À cela s’ajoute, bien sûr, que la Conférence d’agrégation, auprès de laquelle l’inscription est libre et gratuite, est là pour donner un cadre général pendant l’année qui précède le concours. Les exigences et les subtilités des épreuves sont expliquées à tous ceux qui veulent les connaître et des entraînements publics à chaque leçon (depuis cette année retransmis en ligne) ont lieu. Là encore ce sont des collègues qui acceptent généreusement de venir dispenser leurs conseils, de donner avis et recommandations qui profitent à tous et permettent à chacun de nourrir son apprentissage.

À quoi préparent-elles le futur Professeur ?

On serait presque tenté de dire que l’agrégation vaut plus pour l’apprentissage qu’elle procure que pour le résultat auquel elle conduit.
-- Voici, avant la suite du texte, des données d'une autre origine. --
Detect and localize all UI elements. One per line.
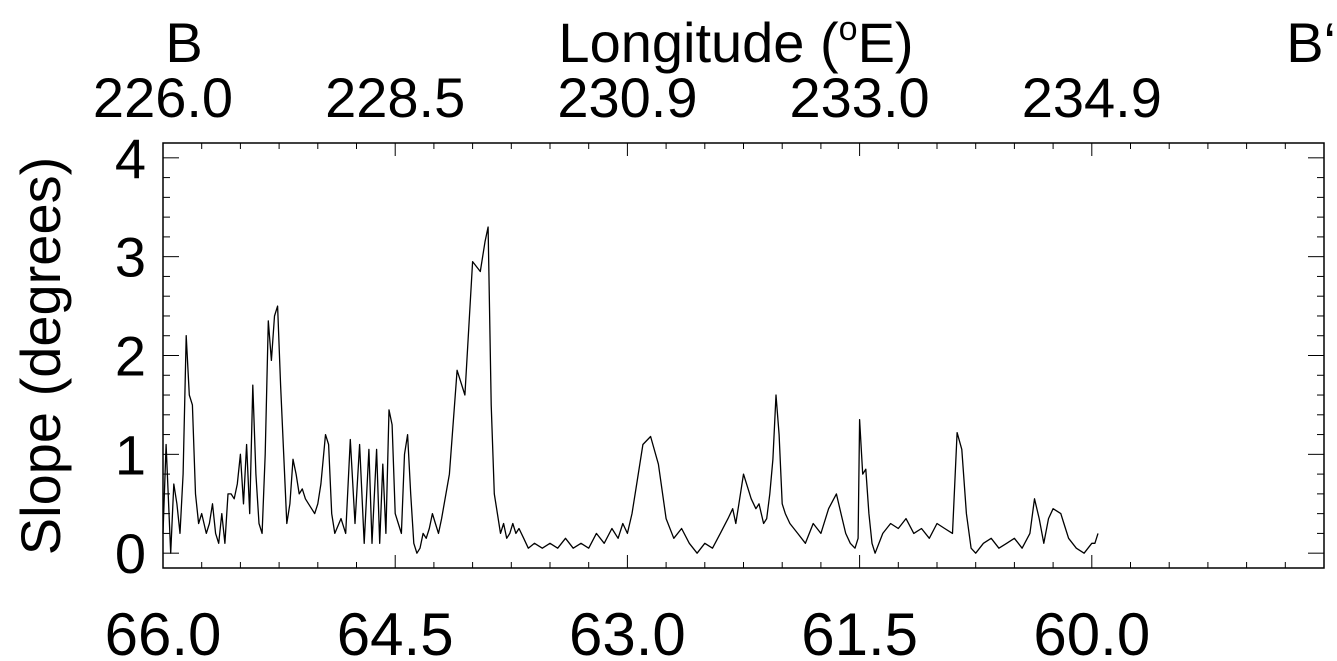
top-tick-label: 230.9 [557, 66, 697, 129]
top-axis-title-suffix: E) [858, 11, 914, 74]
profile-start-label: B [165, 11, 202, 74]
slope-profile-line [162, 226, 1099, 554]
top-axis-title: Longitude (oE) [558, 10, 913, 74]
bottom-tick-label: 64.5 [337, 601, 454, 661]
top-tick-label: 233.0 [790, 66, 930, 129]
bottom-tick-label: 66.0 [105, 601, 222, 661]
bottom-tick-label: 61.5 [801, 601, 918, 661]
plot-frame [162, 142, 1325, 569]
y-tick-label: 4 [115, 127, 146, 190]
bottom-tick-label: 63.0 [569, 601, 686, 661]
profile-end-label: B‘ [1286, 11, 1336, 74]
y-axis-title: Slope (degrees) [9, 157, 72, 555]
bottom-tick-label: 60.0 [1033, 601, 1150, 661]
top-tick-label: 234.9 [1022, 66, 1162, 129]
top-tick-label: 228.5 [325, 66, 465, 129]
degree-superscript: o [839, 10, 858, 48]
y-tick-label: 0 [115, 522, 146, 585]
top-axis-title-prefix: Longitude ( [558, 11, 839, 74]
y-tick-label: 3 [115, 226, 146, 289]
data-series [162, 226, 1099, 554]
tick-marks [162, 143, 1325, 568]
y-tick-label: 1 [115, 423, 146, 486]
top-labels: B Longitude (oE) B‘ [165, 10, 1336, 74]
tick-labels: 66.0 64.5 63.0 61.5 60.0 226.0 228.5 230.9 233.0… [93, 66, 1162, 661]
top-tick-label: 226.0 [93, 66, 233, 129]
y-tick-label: 2 [115, 325, 146, 388]
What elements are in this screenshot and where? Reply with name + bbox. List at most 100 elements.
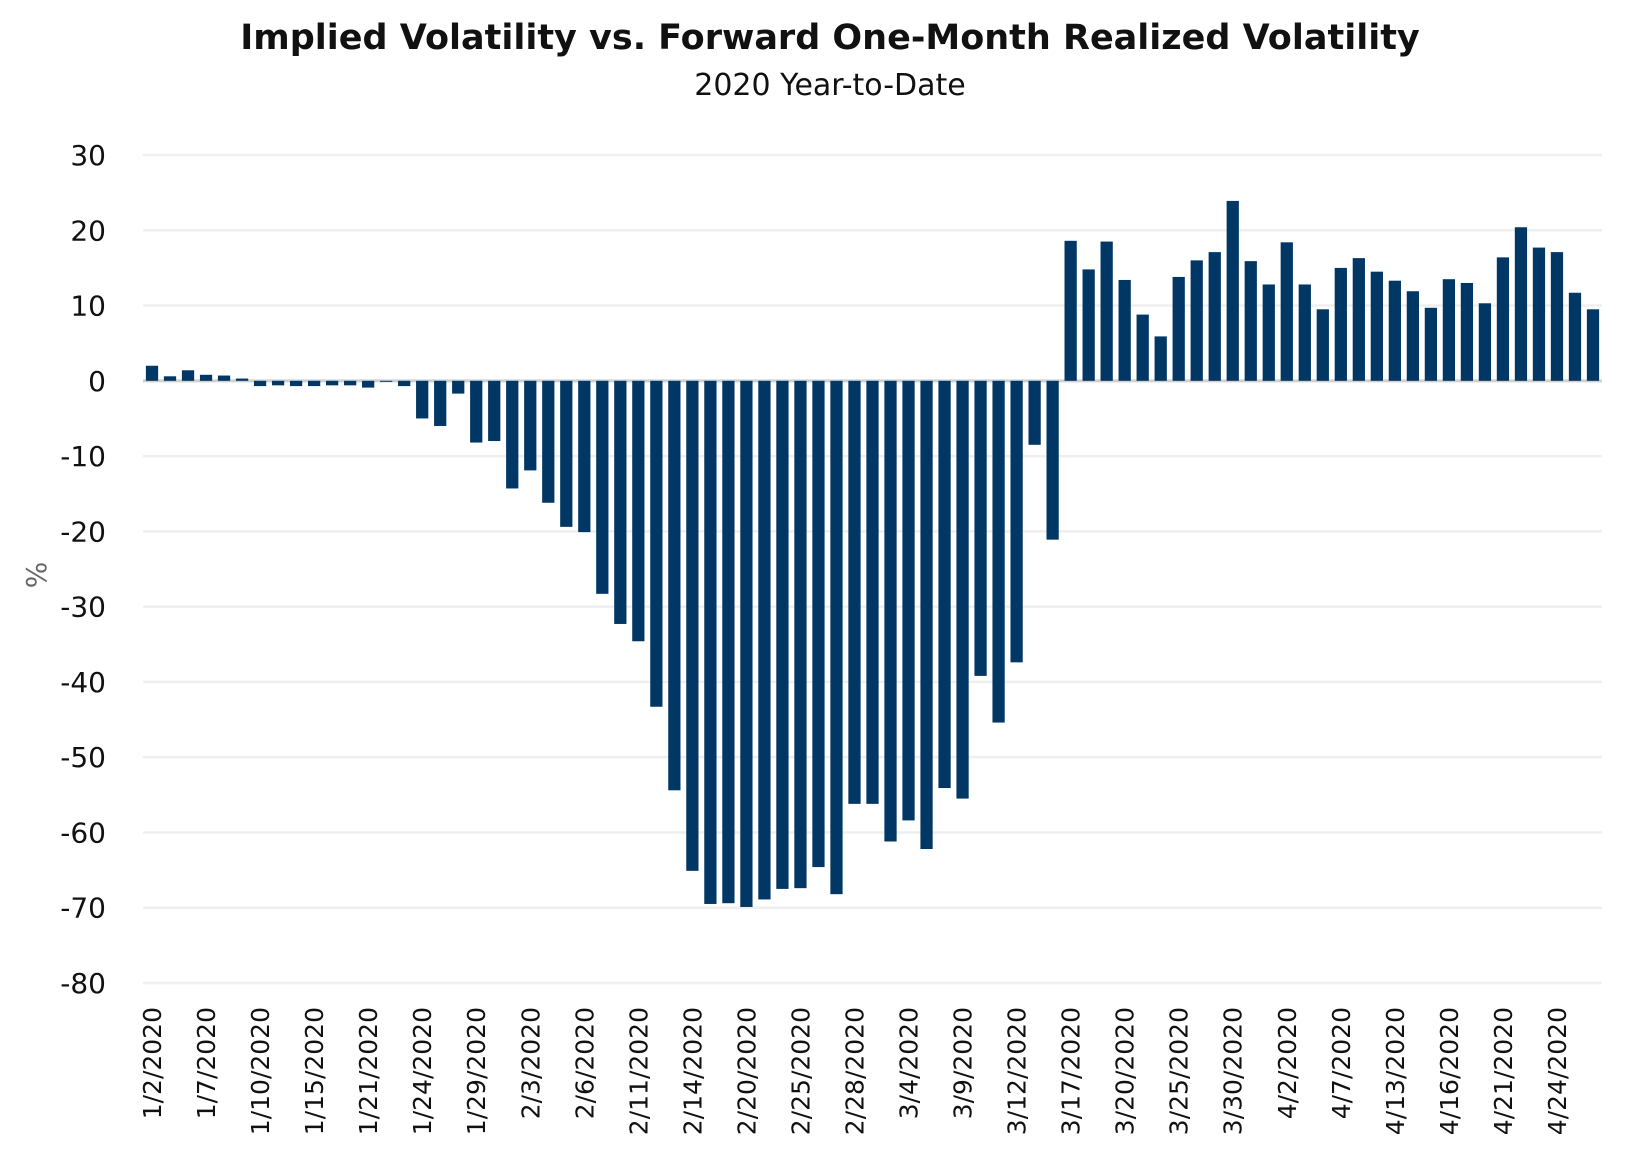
chart-subtitle: 2020 Year-to-Date <box>694 68 966 103</box>
x-tick-label: 4/7/2020 <box>1327 1007 1356 1119</box>
bar-1/30/2020 <box>488 380 501 442</box>
x-tick-label: 2/14/2020 <box>678 1007 707 1135</box>
bar-3/27/2020 <box>1208 252 1221 381</box>
bar-3/31/2020 <box>1244 261 1257 381</box>
x-tick-label: 1/2/2020 <box>138 1007 167 1119</box>
bar-1/15/2020 <box>307 380 321 387</box>
bar-1/8/2020 <box>217 375 231 381</box>
bar-2/20/2020 <box>740 380 753 907</box>
bar-1/28/2020 <box>452 380 465 394</box>
bar-1/21/2020 <box>362 380 375 388</box>
bar-3/6/2020 <box>938 380 951 789</box>
x-tick-label: 1/10/2020 <box>246 1007 275 1135</box>
bar-3/13/2020 <box>1028 380 1041 445</box>
y-tick-label: 10 <box>70 290 106 323</box>
bar-4/28/2020 <box>1586 309 1600 381</box>
y-tick-label: -80 <box>60 967 106 1000</box>
bar-2/4/2020 <box>542 380 555 503</box>
bar-3/17/2020 <box>1064 240 1077 381</box>
bar-1/13/2020 <box>271 380 285 386</box>
bar-2/6/2020 <box>578 380 591 533</box>
bar-4/9/2020 <box>1370 271 1383 381</box>
bar-1/17/2020 <box>344 380 357 386</box>
x-tick-label: 1/29/2020 <box>462 1007 491 1135</box>
bar-3/19/2020 <box>1100 241 1113 381</box>
bar-1/10/2020 <box>253 380 267 387</box>
x-tick-label: 2/3/2020 <box>516 1007 545 1119</box>
bar-2/13/2020 <box>668 380 681 791</box>
y-tick-label: -70 <box>60 892 106 925</box>
bar-3/23/2020 <box>1136 314 1149 381</box>
x-tick-label: 2/25/2020 <box>786 1007 815 1135</box>
x-tick-label: 2/28/2020 <box>840 1007 869 1135</box>
y-tick-label: -60 <box>60 816 106 849</box>
bar-3/25/2020 <box>1172 276 1185 381</box>
bar-2/19/2020 <box>722 380 735 904</box>
bar-2/28/2020 <box>848 380 861 804</box>
y-tick-label: 20 <box>70 214 106 247</box>
bar-1/14/2020 <box>289 380 303 387</box>
bar-4/21/2020 <box>1496 257 1510 381</box>
x-tick-label: 2/11/2020 <box>624 1007 653 1135</box>
bar-3/11/2020 <box>992 380 1005 723</box>
bar-1/27/2020 <box>434 380 447 426</box>
bar-3/16/2020 <box>1046 380 1059 540</box>
x-tick-label: 1/21/2020 <box>354 1007 383 1135</box>
bars <box>145 200 1600 907</box>
x-axis-ticks: 1/2/2020 1/7/2020 1/10/2020 1/15/2020 1/21/2… <box>138 1007 1572 1135</box>
bar-1/24/2020 <box>416 380 429 419</box>
bar-2/18/2020 <box>704 380 717 904</box>
bar-3/4/2020 <box>902 380 915 821</box>
x-tick-label: 1/24/2020 <box>408 1007 437 1135</box>
bar-2/5/2020 <box>560 380 573 527</box>
y-tick-label: 0 <box>88 365 106 398</box>
x-tick-label: 3/4/2020 <box>895 1007 924 1119</box>
bar-2/27/2020 <box>830 380 843 895</box>
bar-1/3/2020 <box>163 376 177 381</box>
bar-3/24/2020 <box>1154 336 1167 381</box>
bar-4/23/2020 <box>1532 247 1546 381</box>
bar-3/26/2020 <box>1190 260 1203 381</box>
bar-3/12/2020 <box>1010 380 1023 663</box>
bar-4/3/2020 <box>1298 284 1311 381</box>
bar-1/22/2020 <box>380 380 393 382</box>
bar-2/24/2020 <box>776 380 789 889</box>
x-tick-label: 4/16/2020 <box>1435 1007 1464 1135</box>
x-tick-label: 3/20/2020 <box>1111 1007 1140 1135</box>
y-tick-label: -50 <box>60 741 106 774</box>
x-tick-label: 4/24/2020 <box>1543 1007 1572 1135</box>
x-tick-label: 2/20/2020 <box>732 1007 761 1135</box>
y-axis-ticks: 30 20 10 0 -10 -20 -30 -40 -50 -60 -70 -80 <box>60 139 106 1000</box>
x-tick-label: 3/30/2020 <box>1219 1007 1248 1135</box>
x-tick-label: 2/6/2020 <box>570 1007 599 1119</box>
bar-1/9/2020 <box>235 378 249 381</box>
bar-3/3/2020 <box>884 380 897 842</box>
bar-4/13/2020 <box>1388 280 1401 381</box>
bar-4/1/2020 <box>1262 284 1275 381</box>
y-axis-label: % <box>20 562 53 589</box>
x-tick-label: 3/12/2020 <box>1003 1007 1032 1135</box>
bar-4/2/2020 <box>1280 242 1293 381</box>
bar-2/3/2020 <box>524 380 537 471</box>
y-tick-label: 30 <box>70 139 106 172</box>
bar-3/10/2020 <box>974 380 987 676</box>
y-tick-label: -30 <box>60 591 106 624</box>
bar-1/16/2020 <box>326 380 339 386</box>
bar-4/6/2020 <box>1316 309 1329 381</box>
x-tick-label: 4/21/2020 <box>1489 1007 1518 1135</box>
bar-4/22/2020 <box>1514 227 1528 381</box>
bar-3/2/2020 <box>866 380 879 804</box>
bar-2/21/2020 <box>758 380 771 900</box>
bar-3/18/2020 <box>1082 269 1095 381</box>
bar-2/10/2020 <box>614 380 627 624</box>
x-tick-label: 1/15/2020 <box>300 1007 329 1135</box>
x-tick-label: 1/7/2020 <box>192 1007 221 1119</box>
bar-4/16/2020 <box>1442 279 1456 381</box>
bar-2/26/2020 <box>812 380 825 868</box>
bar-2/11/2020 <box>632 380 645 642</box>
bar-4/8/2020 <box>1352 258 1365 381</box>
bar-2/7/2020 <box>596 380 609 594</box>
bar-3/5/2020 <box>920 380 933 850</box>
bar-1/29/2020 <box>470 380 483 443</box>
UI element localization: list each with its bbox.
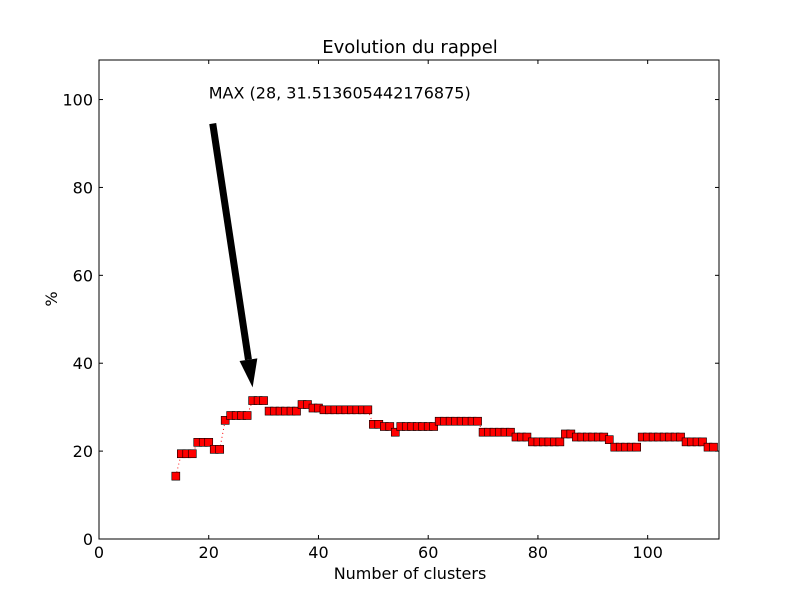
data-point <box>555 437 565 447</box>
y-tick-label: 40 <box>73 354 93 373</box>
data-point <box>522 432 532 442</box>
annotation-arrow-head <box>239 358 258 388</box>
data-point <box>220 416 230 425</box>
y-tick-label: 80 <box>73 178 93 197</box>
annotation-text: MAX (28, 31.513605442176875) <box>209 84 471 103</box>
x-tick-label: 0 <box>94 543 104 562</box>
plot-frame <box>98 59 720 540</box>
data-point <box>698 437 707 447</box>
data-point <box>171 471 181 481</box>
data-point <box>204 438 214 447</box>
y-tick-label: 60 <box>73 266 93 285</box>
y-tick-label: 0 <box>83 530 93 549</box>
data-point <box>709 442 718 452</box>
data-point <box>473 416 482 426</box>
data-point <box>429 422 438 431</box>
x-tick-label: 20 <box>199 543 219 562</box>
chart-title: Evolution du rappel <box>322 37 498 58</box>
x-tick-label: 40 <box>308 543 328 562</box>
data-point <box>385 422 395 431</box>
x-tick-label: 100 <box>632 543 663 562</box>
data-point <box>506 427 515 437</box>
data-point <box>292 406 301 416</box>
data-point <box>604 435 614 444</box>
y-tick-label: 100 <box>62 91 93 110</box>
x-tick-label: 80 <box>528 543 548 562</box>
y-tick-label: 20 <box>73 442 93 461</box>
x-axis-label: Number of clusters <box>334 564 487 583</box>
x-tick-label: 60 <box>418 543 438 562</box>
data-point <box>676 432 685 442</box>
data-point <box>632 442 641 452</box>
data-point <box>390 427 400 437</box>
y-axis-label: % <box>42 291 61 306</box>
data-point <box>242 411 252 420</box>
data-point <box>215 445 225 454</box>
data-point <box>259 396 268 405</box>
annotation-arrow-shaft <box>209 123 252 361</box>
data-point <box>187 449 197 459</box>
data-point <box>363 405 373 415</box>
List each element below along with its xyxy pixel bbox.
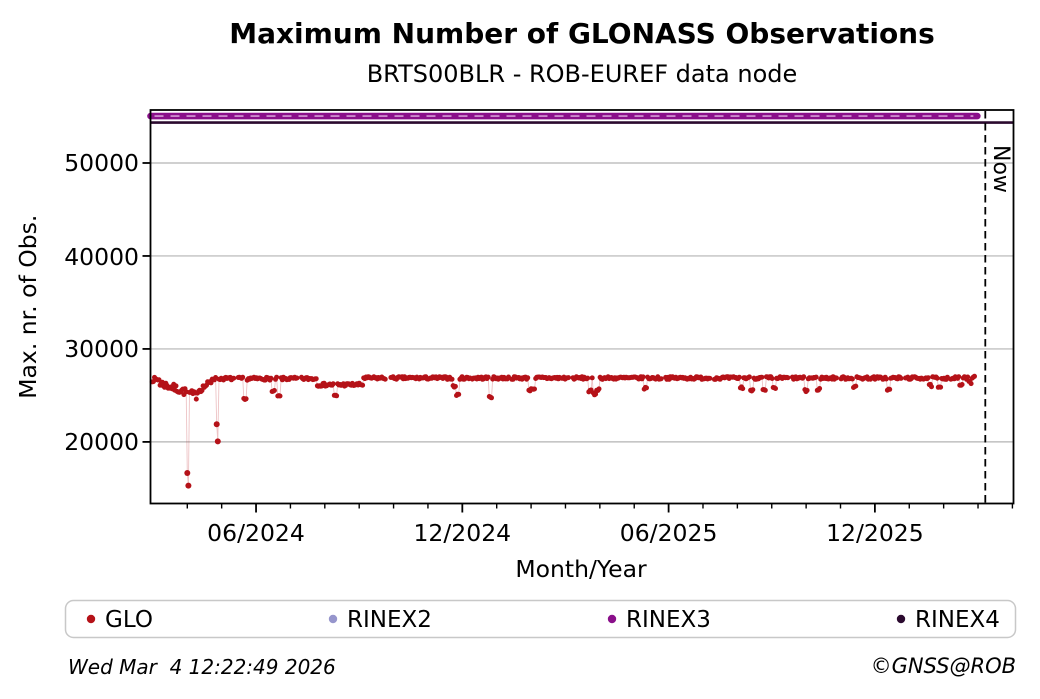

On ne le dit pas assez : la préparation aux épreuves puis l’année entière du concours sont en elles-mêmes une formation. Une formation universitaire d’élite qu’on a peu l’occasion d’acquérir ailleurs, dans un temps et d’une manière aussi serrés. Pendant un an et demi, deux ans, le candidat, en premier lieu, acquiert des connaissances, parcourt un vaste champ de disciplines, se bâtit une culture juridique, maîtrise l’actualité juridique tous azimuts, comme il n’aura probablement plus l’occasion de le faire dans la suite de sa carrière. En second lieu, compte tenu de la nature des épreuves que l’on a évoquée, il se rode à l’art oratoire, à celui de la pédagogie, à celui de la construction méthodique de la pensée et à la clarté de l’exposition ; il développe une aptitude à la synthèse, une capacité à travailler à haute intensité dans un temps restreint, un instinct pour cerner l’essentiel et le restituer de façon instructive et convaincante. Nombreux sont les exemples de candidats qui se sont littéralement transformés durant l’année du concours ou après plusieurs concours : c’est la préparation de l’agrégation qui en a fait d’excellents universitaires. Et à cet égard, il faut oser dire que même pour ceux qui n’ont pas la chance de l’avoir du premier coup ou pas du tout, le concours imprime sur leur carrière, parfois inconsciemment, une qualité décisive et des compétences qui sont acquises pour toute leur vie universitaire. C’est la raison pour laquelle l’agrégation est si précieuse : en répandant ses exigences, elle donne le « la » à l’art et la manière d’enseigner le droit, de façon générale. Et à juger par les générations de juristes talentueux — juges, avocats, notaires, directeurs juridiques, etc. — formés par les facultés de droit, on peut dire que ces exigences, comme par ruissellement, ont amplement fait leurs preuves.